2 pensieri riguardo “A proposito di fascisti mascherati (per la serie l’omofobia tollerata)

  1. Copio, sintetizzo e incollo, con qualche taglio …….

    “Col decreto del 17 dicembre 1933 e con la legge del 7 marzo 1934, l’omosessualità nell’URSS divenne un reato penale. Articoli di criminalizzazione furono inseriti nei codici di tutte le repubbliche sovietiche. Secondo l’articolo 121 del Codice penale della Repubblica Sovietica Russa, l’omosessualità (muzhelozhstvo) era punibile con la privazione della libertà per un periodo fino a 5 anni.
    Nel gennaio del 1936 Nikolai Krylenko, Commissario del popolo per la giustizia, annunciò che l’omosessualità è il prodotto della decadenza delle classi sfruttatrici, che non hanno niente da fare, ma che in una società democratica, fondata su sani principi, per tali persone non c’era posto (Kozlovsky, 1986).
    L’omosessualità fu così legata alla controrivoluzione. In seguito, i giuristi e i medici sovietici descrissero l’omosessualità come una manifestazione “della decadenza morale della borghesia”, reiterando parola per parola gli argomenti dei fascisti tedeschi. Il numero esatto di persone incriminate in base all’articolo 121 è sconosciuto.”

    “L’articolo 121 del codice criminale prevedeva in effetti la reclusione fino a cinque anni, con il possibile aggravamento fino a otto in caso di coercizione della vittima, di rapporto con minori o di violenza.
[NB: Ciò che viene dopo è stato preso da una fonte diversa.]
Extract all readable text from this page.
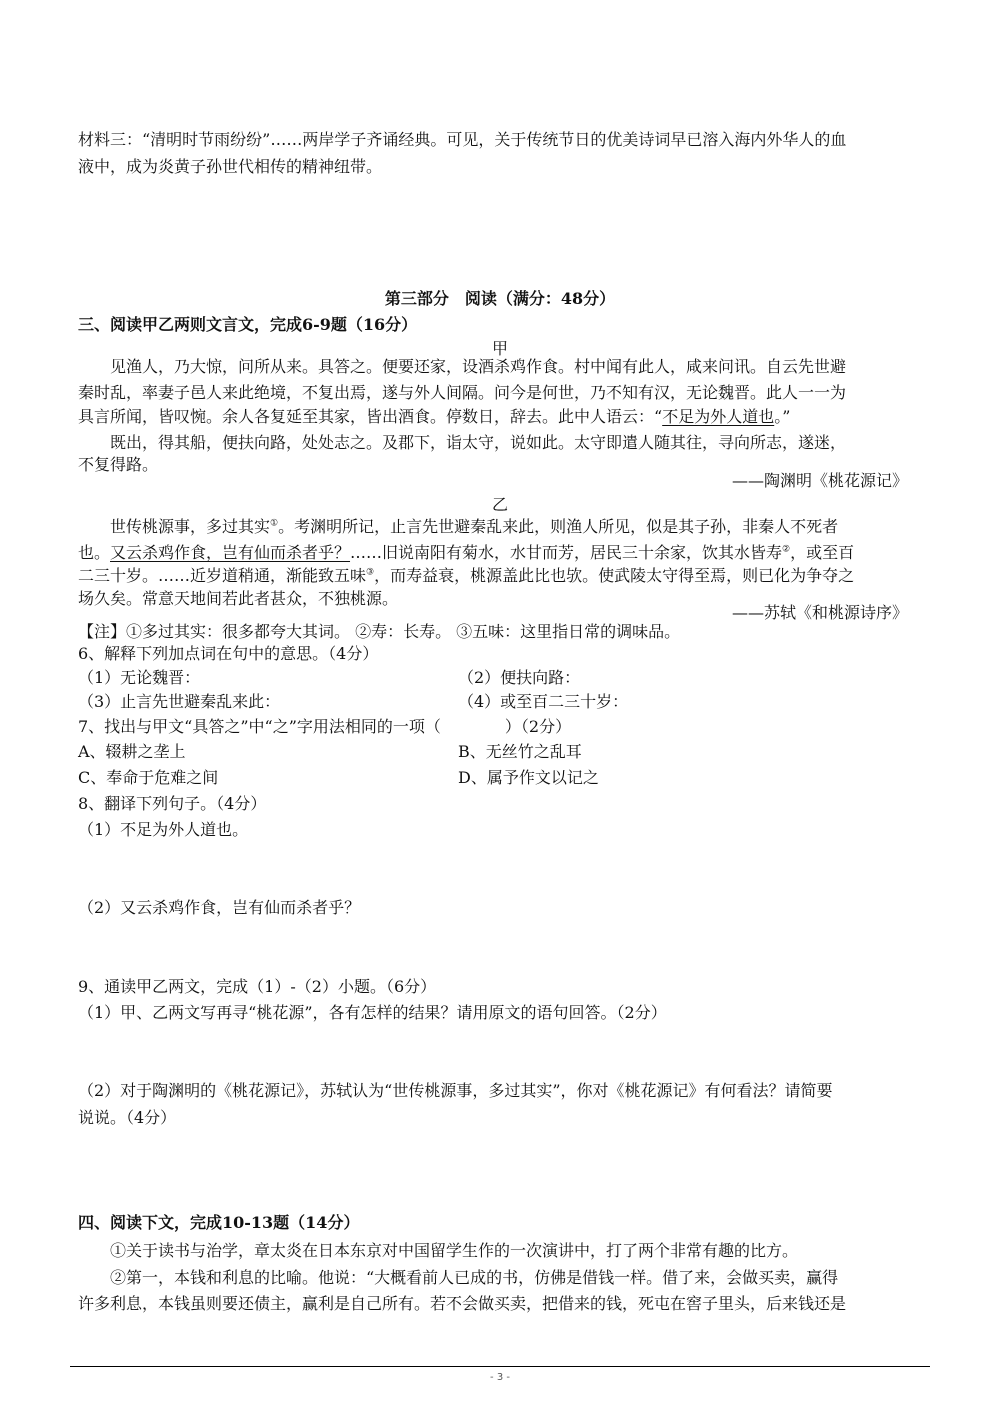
材料三：“清明时节雨纷纷”……两岸学子齐诵经典。可见，关于传统节日的优美诗词早已溶入海内外华人的血
液中，成为炎黄子孙世代相传的精神纽带。
第三部分　阅读（满分：48分）
三、阅读甲乙两则文言文，完成6-9题（16分）
甲
见渔人，乃大惊，问所从来。具答之。便要还家，设酒杀鸡作食。村中闻有此人，咸来问讯。自云先世避
秦时乱，率妻子邑人来此绝境，不复出焉，遂与外人间隔。问今是何世，乃不知有汉，无论魏晋。此人一一为
具言所闻，皆叹惋。余人各复延至其家，皆出酒食。停数日，辞去。此中人语云：“不足为外人道也。”
既出，得其船，便扶向路，处处志之。及郡下，诣太守，说如此。太守即遣人随其往，寻向所志，遂迷，
不复得路。
——陶渊明《桃花源记》
乙
世传桃源事，多过其实①。考渊明所记，止言先世避秦乱来此，则渔人所见，似是其子孙，非秦人不死者
也。又云杀鸡作食，岂有仙而杀者乎？……旧说南阳有菊水，水甘而芳，居民三十余家，饮其水皆寿②，或至百
二三十岁。……近岁道稍通，渐能致五味③，而寿益衰，桃源盖此比也欤。使武陵太守得至焉，则已化为争夺之
场久矣。常意天地间若此者甚众，不独桃源。
——苏轼《和桃源诗序》
【注】①多过其实：很多都夸大其词。 ②寿：长寿。 ③五味：这里指日常的调味品。
6、解释下列加点词在句中的意思。（4分）
（1）无论魏晋：	（2）便扶向路：
（3）止言先世避秦乱来此：	（4）或至百二三十岁：
7、找出与甲文“具答之”中“之”字用法相同的一项（　　　　）（2分）
A、辍耕之垄上	B、无丝竹之乱耳
C、奉命于危难之间	D、属予作文以记之
8、翻译下列句子。（4分）
（1）不足为外人道也。
（2）又云杀鸡作食，岂有仙而杀者乎？
9、通读甲乙两文，完成（1）-（2）小题。（6分）
（1）甲、乙两文写再寻“桃花源”，各有怎样的结果？请用原文的语句回答。（2分）
（2）对于陶渊明的《桃花源记》，苏轼认为“世传桃源事，多过其实”，你对《桃花源记》有何看法？请简要
说说。（4分）
四、阅读下文，完成10-13题（14分）
①关于读书与治学，章太炎在日本东京对中国留学生作的一次演讲中，打了两个非常有趣的比方。
②第一，本钱和利息的比喻。他说：“大概看前人已成的书，仿佛是借钱一样。借了来，会做买卖，赢得
许多利息，本钱虽则要还债主，赢利是自己所有。若不会做买卖，把借来的钱，死屯在窖子里头，后来钱还是
- 3 -
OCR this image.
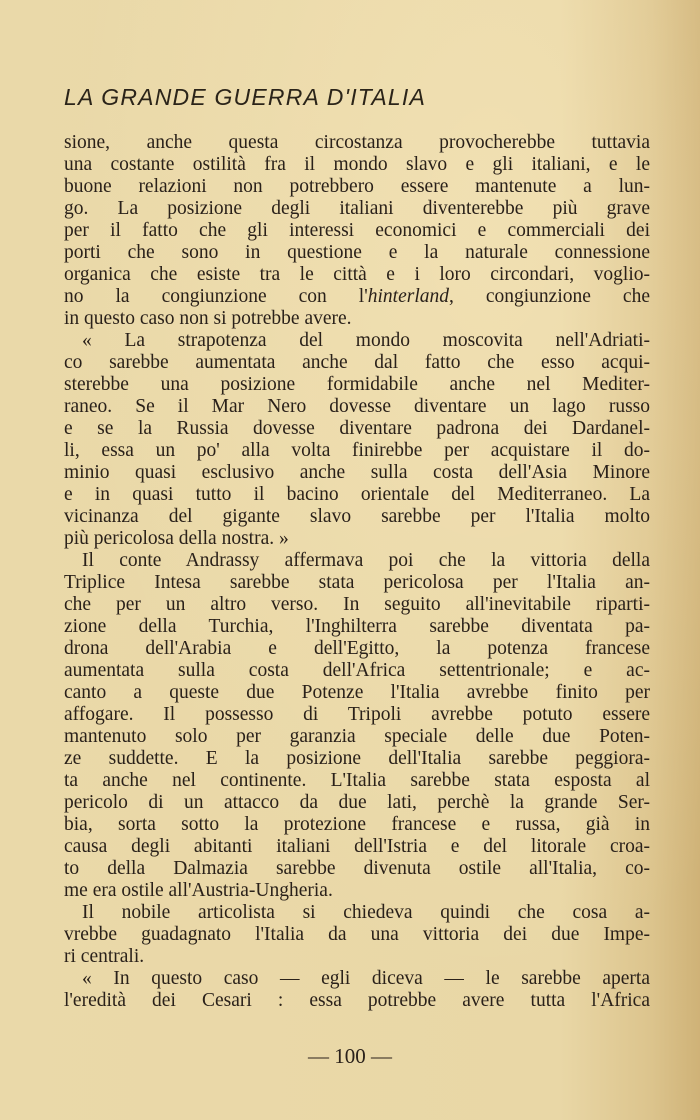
LA GRANDE GUERRA D'ITALIA
sione, anche questa circostanza provocherebbe tuttavia
una costante ostilità fra il mondo slavo e gli italiani, e le
buone relazioni non potrebbero essere mantenute a lun-
go. La posizione degli italiani diventerebbe più grave
per il fatto che gli interessi economici e commerciali dei
porti che sono in questione e la naturale connessione
organica che esiste tra le città e i loro circondari, voglio-
no la congiunzione con l'hinterland, congiunzione che
in questo caso non si potrebbe avere.
« La strapotenza del mondo moscovita nell'Adriati-
co sarebbe aumentata anche dal fatto che esso acqui-
sterebbe una posizione formidabile anche nel Mediter-
raneo. Se il Mar Nero dovesse diventare un lago russo
e se la Russia dovesse diventare padrona dei Dardanel-
li, essa un po' alla volta finirebbe per acquistare il do-
minio quasi esclusivo anche sulla costa dell'Asia Minore
e in quasi tutto il bacino orientale del Mediterraneo. La
vicinanza del gigante slavo sarebbe per l'Italia molto
più pericolosa della nostra. »
Il conte Andrassy affermava poi che la vittoria della
Triplice Intesa sarebbe stata pericolosa per l'Italia an-
che per un altro verso. In seguito all'inevitabile riparti-
zione della Turchia, l'Inghilterra sarebbe diventata pa-
drona dell'Arabia e dell'Egitto, la potenza francese
aumentata sulla costa dell'Africa settentrionale; e ac-
canto a queste due Potenze l'Italia avrebbe finito per
affogare. Il possesso di Tripoli avrebbe potuto essere
mantenuto solo per garanzia speciale delle due Poten-
ze suddette. E la posizione dell'Italia sarebbe peggiora-
ta anche nel continente. L'Italia sarebbe stata esposta al
pericolo di un attacco da due lati, perchè la grande Ser-
bia, sorta sotto la protezione francese e russa, già in
causa degli abitanti italiani dell'Istria e del litorale croa-
to della Dalmazia sarebbe divenuta ostile all'Italia, co-
me era ostile all'Austria-Ungheria.
Il nobile articolista si chiedeva quindi che cosa a-
vrebbe guadagnato l'Italia da una vittoria dei due Impe-
ri centrali.
« In questo caso — egli diceva — le sarebbe aperta
l'eredità dei Cesari : essa potrebbe avere tutta l'Africa
— 100 —
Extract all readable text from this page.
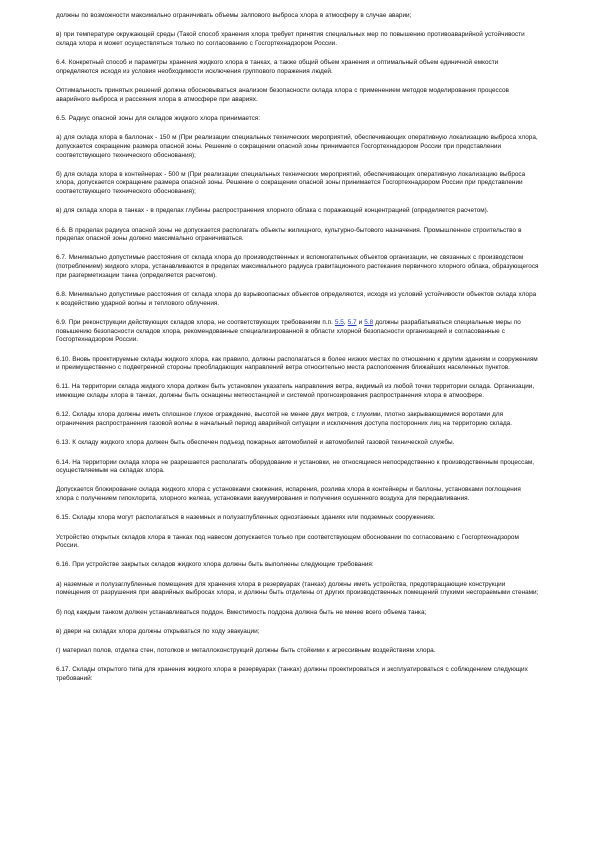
должны по возможности максимально ограничивать объемы залпового выброса хлора в атмосферу в случае аварии;

в) при температуре окружающей среды (Такой способ хранения хлора требует принятия специальных мер по повышению противоаварийной устойчивости склада хлора и может осуществляться только по согласованию с Госгортехнадзором России.

6.4. Конкретный способ и параметры хранения жидкого хлора в танках, а также общий объем хранения и оптимальный объем единичной емкости определяются исходя из условия необходимости исключения группового поражения людей.

Оптимальность принятых решений должна обосновываться анализом безопасности склада хлора с применением методов моделирования процессов аварийного выброса и рассеяния хлора в атмосфере при авариях.

6.5. Радиус опасной зоны для складов жидкого хлора принимается:

а) для склада хлора в баллонах - 150 м (При реализации специальных технических мероприятий, обеспечивающих оперативную локализацию выброса хлора, допускается сокращение размера опасной зоны. Решение о сокращении опасной зоны принимается Госгортехнадзором России при представлении соответствующего технического обоснования);

б) для склада хлора в контейнерах - 500 м (При реализации специальных технических мероприятий, обеспечивающих оперативную локализацию выброса хлора, допускается сокращение размера опасной зоны. Решение о сокращении опасной зоны принимается Госгортехнадзором России при представлении соответствующего технического обоснования);

в) для склада хлора в танках - в пределах глубины распространения хлорного облака с поражающей концентрацией (определяется расчетом).

6.6. В пределах радиуса опасной зоны не допускается располагать объекты жилищного, культурно-бытового назначения. Промышленное строительство в пределах опасной зоны должно максимально ограничиваться.

6.7. Минимально допустимые расстояния от склада хлора до производственных и вспомогательных объектов организации, не связанных с производством (потреблением) жидкого хлора, устанавливаются в пределах максимального радиуса гравитационного растекания первичного хлорного облака, образующегося при разгерметизации танка (определяется расчетом).

6.8. Минимально допустимые расстояния от склада хлора до взрывоопасных объектов определяются, исходя из условий устойчивости объектов склада хлора к воздействию ударной волны и теплового облучения.

6.9. При реконструкции действующих складов хлора, не соответствующих требованиям п.п. 5.5, 5.7 и 5.8 должны разрабатываться специальные меры по повышению безопасности складов хлора, рекомендованные специализированной в области хлорной безопасности организацией и согласованные с Госгортехнадзором России.

6.10. Вновь проектируемые склады жидкого хлора, как правило, должны располагаться в более низких местах по отношению к другим зданиям и сооружениям и преимущественно с подветренной стороны преобладающих направлений ветра относительно места расположения ближайших населенных пунктов.

6.11. На территории склада жидкого хлора должен быть установлен указатель направления ветра, видимый из любой точки территории склада. Организации, имеющие склады хлора в танках, должны быть оснащены метеостанцией и системой прогнозирования распространения хлора в атмосфере.

6.12. Склады хлора должны иметь сплошное глухое ограждение, высотой не менее двух метров, с глухими, плотно закрывающимися воротами для ограничения распространения газовой волны в начальный период аварийной ситуации и исключения доступа посторонних лиц на территорию склада.

6.13. К складу жидкого хлора должен быть обеспечен подъезд пожарных автомобилей и автомобилей газовой технической службы.

6.14. На территории склада хлора не разрешается располагать оборудование и установки, не относящиеся непосредственно к производственным процессам, осуществляемым на складах хлора.

Допускается блокирование склада жидкого хлора с установками сжижения, испарения, розлива хлора в контейнеры и баллоны, установками поглощения хлора с получением гипохлорита, хлорного железа, установками вакуумирования и получения осушенного воздуха для передавливания.

6.15. Склады хлора могут располагаться в наземных и полузаглубленных одноэтажных зданиях или подземных сооружениях.

Устройство открытых складов хлора в танках под навесом допускается только при соответствующем обосновании по согласованию с Госгортехнадзором России.

6.16. При устройстве закрытых складов жидкого хлора должны быть выполнены следующие требования:

а) наземные и полузаглубленные помещения для хранения хлора в резервуарах (танках) должны иметь устройства, предотвращающие конструкции помещения от разрушения при аварийных выбросах хлора, и должны быть отделены от других производственных помещений глухими несгораемыми стенами;

б) под каждым танком должен устанавливаться поддон. Вместимость поддона должна быть не менее всего объема танка;

в) двери на складах хлора должны открываться по ходу эвакуации;

г) материал полов, отделка стен, потолков и металлоконструкций должны быть стойкими к агрессивным воздействиям хлора.

6.17. Склады открытого типа для хранения жидкого хлора в резервуарах (танках) должны проектироваться и эксплуатироваться с соблюдением следующих требований:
Spesso l’imprigionamento veniva tramutato in condanna ai lavori forzati presso uno dei molti gulag, dove gli omosessuali subivano umiliazioni e pestaggi anche ad opera degli altri condannati.
    Nei gulag finirono milioni di persone per i più svariati motivi, impiegate spesso in opere faraoniche, come il canale del Mar Baltico-Mar Bianco. Gli internati morivano di stenti, di freddo, di malattie, di botte o di fame, scavando nelle miniere o disboscando le zone sperdute della Siberia. Fra loro, gli omosessuali erano considerati, dai loro stessi compagni di sventura, particolarmente “sacrificabili”. Per questo motivo, benché per la condanna degli omosessuali fosse previsto un internamento di pochi anni, di molti di essi non si ebbe più notizia.
    Dal 1934 ai primi anni ottanta vennero condannati, in base all’articolo 121, circa cinquantamila maschi omosessuali. La cifra dei gay incriminati cominciò a calare gradualmente solo negli anni novanta. Ancora nel 1992 si ebbero, nel primo semestre, le ultime 227 condanne in base alle leggi sovietiche.
    Il Kgb, il temibile servizio segreto sovietico, utilizzava la minaccia di rendere nota l’omosessualità (vera o falsa) per spaventare l’intellighenzia russa. Vi furono architetti, artisti e dirigenti pubblici o di partito che persero il lavoro o vennero incriminati. Questo provocò fra i gay un vero e proprio clima di terrore che, tra l’altro, ostacolò lo sviluppo dell’autocoscienza o di una cultura gay in generale.
    L’omosessualità era vista, oltre che come un reato e un atto controrivoluzionario, soprattutto come una patologia psichiatrica: l’individuo era visto come soggetto a una vera e propria perversione, con infantilismo psichico, difetto organico e disordine ormonale

    “I rapporti lesbici non rientravano in nessun caso di alcun codice penale, e i legami stretti fra donne sono stati meno visibili e meno soggetti ad attacchi. L’opinione pubblica è stata, verso le lesbiche, altrettanto inflessibile che verso gli uomini gay. Le lesbiche venivano ridicolizzate, incriminate, licenziate, espulse dalle università e minacciate di essere private della custodia dei figli.
    La psichiatria punitiva sovietica fu una delle armi principali della repressione sia legale che illegale.
    In tutti i libri sovietici di “patologia sessuale”, l’omosessualità era descritta come una “perversione sessuale” perniciosa, una malattia da curare. (Vasilchenko, 1977, 1983).”

    Due domande:

    1) Le atrocità sopra descritte perpetrate contro le persone omosessuali, possiamo definirle opera dei compagni o il dogma della Chiesa antifascista (in assenza di Fascismo) ci obbliga a definirli camerati?

    2) Tutte le forme di autoritarismo sono fascismo?